Ways to Water
The Illawarra Flame reports on the University of Wollongong’s Blue Futures project and how it spawned an art show Ideas about our Blue Future are exciting. This is clear, talking to researchers Michelle Voyer and Hugh Forehead at UOW’s...
The Illawarra Flame reports on the University of Wollongong’s Blue Futures project and how it spawned an art show
Ideas about our Blue Future are exciting. This is clear, talking to researchers Michelle Voyer and Hugh Forehead at UOW’s Innovation Campus. But embrace an Aboriginal perspective and those ideas become transformative.
Michelle: “I was very keen to unsettle the accepted wisdom of how we do business. Because it’s not working.
“Rather than trying to look at things in isolation … it [an Aboriginal-led perspective] really forces you to embrace the messiness of it all and that everything’s connected.”
Hugh: “This really is the way to save the planet.”

A big philosophical shift
UOW’s Blue Futures, a Global Challenges keystone project, started off with a question: how can ocean-based sustainable development be achieved in the context of coastal change?
Over the past two years, it’s involved about 30 people, including scientists, economists, policy makers, social geographers, writers and artists.
Michelle, a Blue Futures team leader and a senior research fellow at ANCORS, said the project changed entirely when it became a partnership with the Illawarra Local Aboriginal Land Council, led by CEO Paul Knight.
“The whole project shifted towards being a more Aboriginal led, Aboriginal co-developed model. It’s completely flipped the mindset …
“And that’s largely been through the influence of our colleagues, Paul Knight and Jade Kennedy and Catherine Moyle, who were all embedded in the project, to challenge us to think differently.”
Hugh, a research fellow at UOW’s SMART Infrastructure Facility, agrees. “We’ve come up with ways of doing things that are different. There’ve been big philosophical shifts.”
Hugh led the technology side of Blue Futures, helping South Coast oyster and seaweed farmers boost productivity via ‘internet of things’ sensors and data analysis, and the creation of a central water-quality data base.
At the end of 2021, Blue Futures opened up to the general public with a fascinating series of Spring Seminars (find recordings on UOW’s website); a poetry competition; and the Ways to Water exhibition at Wollongong Art Gallery.
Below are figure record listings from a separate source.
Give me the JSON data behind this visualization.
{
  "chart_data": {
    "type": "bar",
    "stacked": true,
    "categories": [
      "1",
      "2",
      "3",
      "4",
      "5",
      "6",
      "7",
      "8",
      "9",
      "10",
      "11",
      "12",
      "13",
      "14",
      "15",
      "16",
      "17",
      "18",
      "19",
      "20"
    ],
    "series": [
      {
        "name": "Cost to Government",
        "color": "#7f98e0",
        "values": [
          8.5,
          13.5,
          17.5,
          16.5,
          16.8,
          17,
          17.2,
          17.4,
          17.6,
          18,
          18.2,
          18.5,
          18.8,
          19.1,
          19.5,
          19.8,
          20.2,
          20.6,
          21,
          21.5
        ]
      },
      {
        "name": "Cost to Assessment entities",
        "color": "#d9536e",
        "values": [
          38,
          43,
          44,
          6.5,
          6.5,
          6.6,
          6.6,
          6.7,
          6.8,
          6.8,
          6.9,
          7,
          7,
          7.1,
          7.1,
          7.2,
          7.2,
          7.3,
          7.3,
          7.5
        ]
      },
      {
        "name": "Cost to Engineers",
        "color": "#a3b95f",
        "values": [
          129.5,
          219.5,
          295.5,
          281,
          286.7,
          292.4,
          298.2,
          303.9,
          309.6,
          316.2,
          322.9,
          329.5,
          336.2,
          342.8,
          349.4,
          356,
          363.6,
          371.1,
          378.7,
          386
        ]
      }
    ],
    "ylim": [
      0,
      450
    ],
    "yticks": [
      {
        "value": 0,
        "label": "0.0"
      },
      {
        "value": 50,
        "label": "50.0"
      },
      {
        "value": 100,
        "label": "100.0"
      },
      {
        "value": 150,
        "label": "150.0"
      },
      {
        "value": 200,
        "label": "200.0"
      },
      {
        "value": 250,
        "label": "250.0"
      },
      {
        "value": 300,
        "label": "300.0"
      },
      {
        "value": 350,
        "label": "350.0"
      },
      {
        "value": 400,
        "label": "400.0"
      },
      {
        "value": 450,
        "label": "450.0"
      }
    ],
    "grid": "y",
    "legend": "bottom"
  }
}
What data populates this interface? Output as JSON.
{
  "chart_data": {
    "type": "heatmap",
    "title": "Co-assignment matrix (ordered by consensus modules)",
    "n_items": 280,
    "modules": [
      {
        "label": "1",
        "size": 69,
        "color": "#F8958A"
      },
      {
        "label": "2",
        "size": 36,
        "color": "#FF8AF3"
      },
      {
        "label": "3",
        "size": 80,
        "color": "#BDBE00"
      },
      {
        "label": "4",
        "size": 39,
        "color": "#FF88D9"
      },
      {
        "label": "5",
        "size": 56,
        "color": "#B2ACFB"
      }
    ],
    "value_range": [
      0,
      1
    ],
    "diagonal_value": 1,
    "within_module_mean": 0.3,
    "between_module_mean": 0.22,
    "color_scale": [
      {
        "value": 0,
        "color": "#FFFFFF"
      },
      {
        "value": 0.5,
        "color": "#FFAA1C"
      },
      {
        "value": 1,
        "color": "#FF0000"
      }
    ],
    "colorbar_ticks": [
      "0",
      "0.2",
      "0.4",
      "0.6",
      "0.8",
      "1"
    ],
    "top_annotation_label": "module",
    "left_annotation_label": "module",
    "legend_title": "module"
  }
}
Michelle will now take what they’ve learnt to her next project in 2022. “It’s an Australian Research Council linkage grant between UOW and the Land Council, as well as some of the South Coast mob, which is about looking at our ocean governance through an Aboriginal lens.
“Reciprocity is an absolutely central part of Aboriginal ontologies. This notion of you give and you take. Some of the ideas that I’m really excited to explore is what would a fisheries management process look like if reciprocity was embedded in it? What would that look like in law and policy? What would that look like in a government system?
“We’ve got lots and lots of questions.”

Science meets art
Curated by Agnieszka Golda and Jo Stirling, the Ways to Water exhibition features 40 historical and contemporary artworks and makes great use of augmented reality technology. QR codes, artworks in themselves, invite viewers to venture deeper – to listen to a scientist’s story, for example.
Michelle’s tip: “Make sure you’ve got a charged device. It’s a great exhibition.”
Hugh: “There’s a mangrove tree in there [the gallery], but you can’t see it until you scan the QR code with your phone. It’s beautiful.”
Ways to Water is at Wollongong Art Gallery until February 6.